The creatures seem to fear this deity rather than worship it. Its name is a curse, I believe. Yogsathla, they would spit.
The third deity is perhaps the most unpleasant of their gods. This was less a carving and more an arrangement of carefully cleaned bones. I can only assume these are the bones of one of the larger of their number, skinned and bound together with thick string and sinew. Upon its skull sat a terrible black mask, hewn again from the same black stone. They called it Nyarlahydra, and its name was only whispered when one of their number died.

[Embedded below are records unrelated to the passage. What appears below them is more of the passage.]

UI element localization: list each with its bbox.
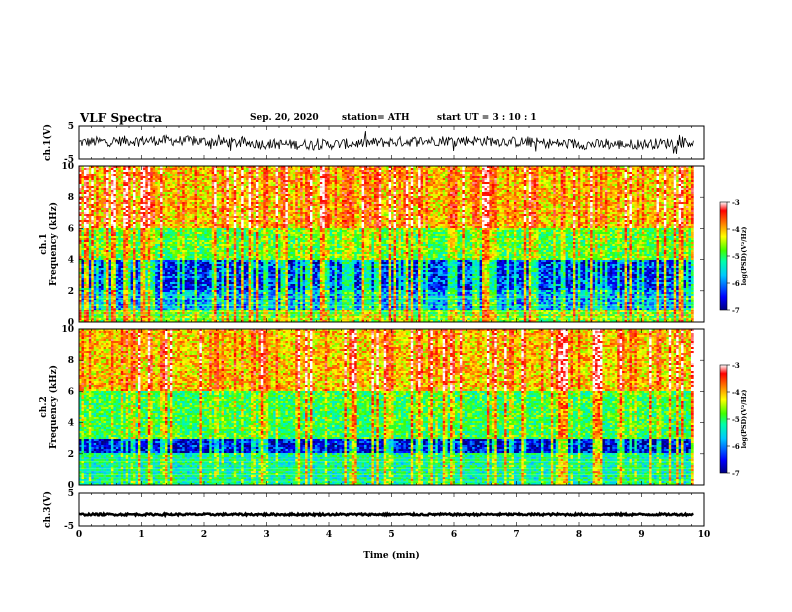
x-tick-label: 4 [326, 530, 332, 540]
waveform-trace [78, 131, 694, 154]
y-axis-label: ch.1 [39, 233, 49, 254]
x-axis-label: Time (min) [363, 550, 420, 561]
y-tick-label: 8 [68, 193, 74, 203]
colorbar-tick-label: -7 [732, 469, 740, 478]
x-tick-label: 8 [576, 530, 582, 540]
x-tick-label: 5 [388, 530, 394, 540]
x-tick-label: 6 [451, 530, 457, 540]
y-axis-label: ch.1(V) [42, 124, 53, 161]
y-tick-label: 4 [68, 256, 74, 266]
y-tick-label: 2 [68, 287, 74, 297]
x-tick-label: 3 [263, 530, 269, 540]
figure-title: VLF Spectra [80, 111, 162, 125]
colorbar-tick-label: -6 [732, 279, 740, 288]
colorbar-label: log(PSD)(V²/Hz) [740, 390, 748, 449]
y-axis-label: Frequency (kHz) [48, 202, 59, 286]
x-tick-label: 0 [76, 530, 82, 540]
x-tick-label: 2 [201, 530, 207, 540]
colorbar-tick-label: -5 [732, 252, 740, 261]
y-tick-label: 5 [68, 489, 74, 499]
colorbar-tick-label: -4 [732, 388, 740, 397]
colorbar-tick-label: -7 [732, 306, 740, 315]
spectrogram-cells [79, 166, 694, 323]
x-tick-label: 1 [138, 530, 144, 540]
colorbar-tick-label: -5 [732, 415, 740, 424]
y-tick-label: 10 [61, 325, 74, 335]
y-tick-label: 8 [68, 356, 74, 366]
colorbar-2 [719, 364, 728, 474]
colorbar-1 [719, 201, 728, 311]
x-tick-label: 9 [638, 530, 644, 540]
y-axis-label: ch.2 [39, 396, 49, 417]
colorbar-tick-label: -6 [732, 442, 740, 451]
panel-frame-1 [78, 125, 705, 160]
x-tick-label: 10 [698, 530, 711, 540]
y-tick-label: 5 [68, 122, 74, 132]
y-tick-label: 0 [68, 481, 74, 491]
y-tick-label: 0 [68, 318, 74, 328]
y-tick-label: -5 [64, 522, 74, 532]
waveform-trace [78, 510, 694, 519]
start-time-label: start UT = 3 : 10 : 1 [437, 113, 537, 123]
colorbar-label: log(PSD)(V²/Hz) [740, 227, 748, 286]
station-label: station= ATH [342, 113, 410, 123]
y-tick-label: 2 [68, 450, 74, 460]
y-tick-label: 6 [68, 387, 74, 397]
x-tick-label: 7 [513, 530, 519, 540]
y-tick-label: 10 [61, 162, 74, 172]
colorbar-tick-label: -3 [732, 198, 740, 207]
y-tick-label: 4 [68, 419, 74, 429]
y-axis-label: Frequency (kHz) [48, 365, 59, 449]
y-axis-label: ch.3(V) [42, 491, 53, 528]
panel-frame-4 [78, 492, 705, 527]
y-tick-label: -5 [64, 155, 74, 165]
colorbar-tick-label: -3 [732, 361, 740, 370]
spectrogram-cells [79, 329, 694, 486]
y-tick-label: 6 [68, 224, 74, 234]
colorbar-tick-label: -4 [732, 225, 740, 234]
date-label: Sep. 20, 2020 [250, 113, 319, 123]
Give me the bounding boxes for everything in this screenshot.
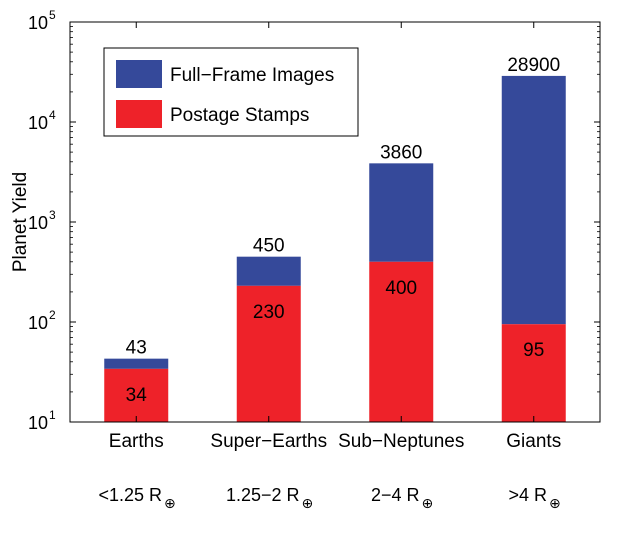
x-size-range-label: <1.25 R ⊕ [98, 485, 175, 511]
earth-symbol: ⊕ [164, 495, 176, 511]
y-tick-exponent: 2 [49, 308, 56, 322]
x-category-label: Giants [506, 431, 561, 452]
y-tick-exponent: 1 [49, 408, 56, 422]
legend-swatch [116, 100, 162, 128]
x-category-label: Sub−Neptunes [338, 431, 464, 452]
legend-label: Postage Stamps [170, 105, 309, 126]
data-label-postage-stamps: 95 [523, 340, 544, 361]
y-tick-exponent: 5 [49, 8, 56, 22]
x-category-label: Earths [109, 431, 164, 452]
data-label-full-frame: 3860 [380, 142, 422, 163]
earth-symbol: ⊕ [422, 495, 434, 511]
bar-postage-stamps [501, 324, 566, 422]
bar-full-frame [369, 163, 434, 262]
x-category-label: Super−Earths [210, 431, 327, 452]
y-tick-label: 10 [28, 313, 48, 333]
x-size-range-label: 1.25−2 R ⊕ [226, 485, 313, 511]
y-tick-label: 10 [28, 13, 48, 33]
plot-area: 43 34 450 230 3860 400 28900 95 [104, 55, 566, 422]
data-label-postage-stamps: 400 [385, 278, 417, 299]
legend-label: Full−Frame Images [170, 65, 334, 86]
y-axis-title: Planet Yield [10, 172, 31, 272]
bar-full-frame [236, 256, 301, 286]
data-label-postage-stamps: 34 [126, 385, 148, 406]
size-range-text: 2−4 R [371, 485, 420, 505]
y-tick-exponent: 3 [49, 208, 56, 222]
data-label-full-frame: 450 [253, 236, 285, 257]
data-label-full-frame: 28900 [507, 55, 560, 76]
bar-postage-stamps [236, 285, 301, 422]
bar-full-frame [501, 75, 566, 325]
x-size-range-label: >4 R ⊕ [508, 485, 560, 511]
bar-full-frame [104, 358, 169, 369]
x-size-range-label: 2−4 R ⊕ [371, 485, 433, 511]
legend-swatch [116, 60, 162, 88]
bar-postage-stamps [104, 368, 169, 422]
size-range-text: 1.25−2 R [226, 485, 300, 505]
y-tick-exponent: 4 [49, 108, 56, 122]
data-label-postage-stamps: 230 [253, 302, 285, 323]
data-label-full-frame: 43 [126, 338, 147, 359]
earth-symbol: ⊕ [549, 495, 561, 511]
legend: Full−Frame Images Postage Stamps [103, 47, 359, 137]
earth-symbol: ⊕ [302, 495, 314, 511]
size-range-text: >4 R [508, 485, 547, 505]
y-tick-label: 10 [28, 213, 48, 233]
bar-postage-stamps [369, 261, 434, 422]
y-tick-label: 10 [28, 413, 48, 433]
size-range-text: <1.25 R [98, 485, 162, 505]
y-tick-label: 10 [28, 113, 48, 133]
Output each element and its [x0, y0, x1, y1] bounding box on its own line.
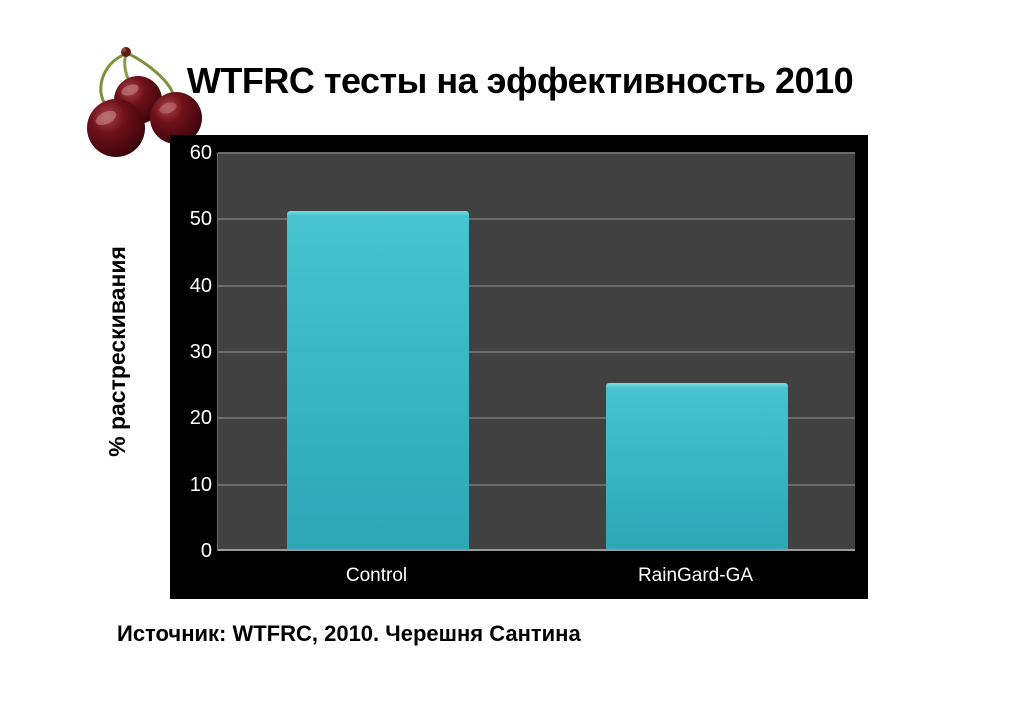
cherry-fruits: [87, 76, 202, 157]
y-axis-title-box: % растрескивания: [84, 150, 150, 552]
x-category-label-raingard-ga: RainGard-GA: [637, 565, 754, 586]
gridline-30: [218, 351, 855, 353]
gridline-50: [218, 218, 855, 221]
bar-raingard-ga: [605, 383, 788, 549]
y-tick-label-50: 50: [189, 208, 212, 231]
cherries-image: [87, 47, 202, 157]
gridline-10: [218, 483, 855, 486]
y-tick-label-60: 60: [189, 142, 212, 164]
y-tick-label-0: 0: [200, 540, 212, 562]
y-axis-title: % растрескивания: [103, 245, 130, 457]
x-axis-line: [218, 549, 855, 551]
y-tick-label-40: 40: [189, 274, 212, 297]
plot-area: [217, 152, 855, 551]
x-category-label-control: Control: [345, 565, 408, 586]
y-tick-label-10: 10: [189, 473, 212, 496]
page-title: WTFRC тесты на эффективность 2010: [186, 60, 854, 101]
gridline-20: [218, 417, 855, 420]
y-tick-label-30: 30: [189, 341, 212, 363]
gridline-60: [218, 152, 855, 154]
gridline-40: [218, 284, 855, 287]
bar-control: [286, 210, 469, 549]
source-note: Источник: WTFRC, 2010. Черешня Сантина: [117, 621, 581, 646]
chart-frame: 0 10 20 30 40 50 60 Control RainGard-GA: [170, 135, 868, 599]
y-tick-label-20: 20: [189, 407, 212, 430]
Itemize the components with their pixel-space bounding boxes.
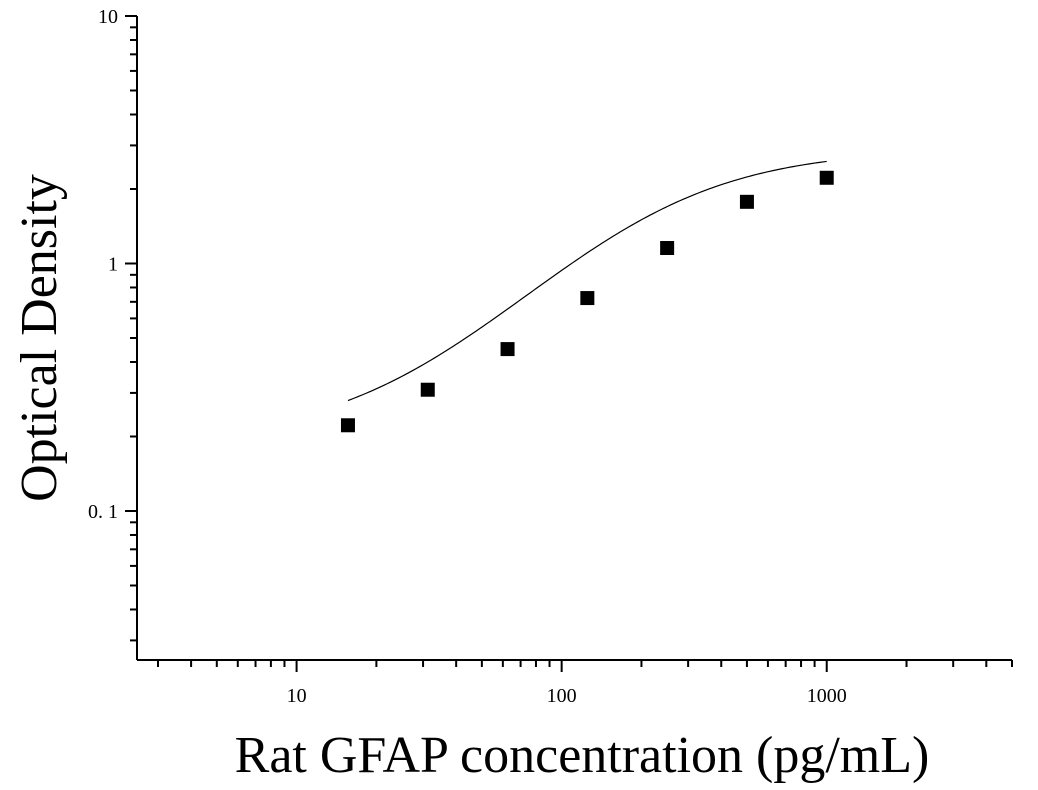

Each of these figurines was placed around a larger sculpture. At first, I believed that this was simply a decorative stand, but over time I began to realise that it is more than that. The final figure is carved from that same black stone, but is nothing but a writhing mass of grasping hand, clawing their way out of the pool in which it rests. I believe this to be their central deity, the chief god from which all the other pledge their fealty.
A terrible thing. Something about it inspired a primordial dread I could not rid myself of.
They called it Tezcasathla.
But, somehow, I know that that is not its name.
I fear that I know the name somehow. Like an infection of language seeping into my soul from some place other. I dare not write the name, lest you, dear reader, become similarly infected. My books should educate, not endanger. I really want to protect you, dear reader, from this horror.
But then, I wonder, do I really think I can save you.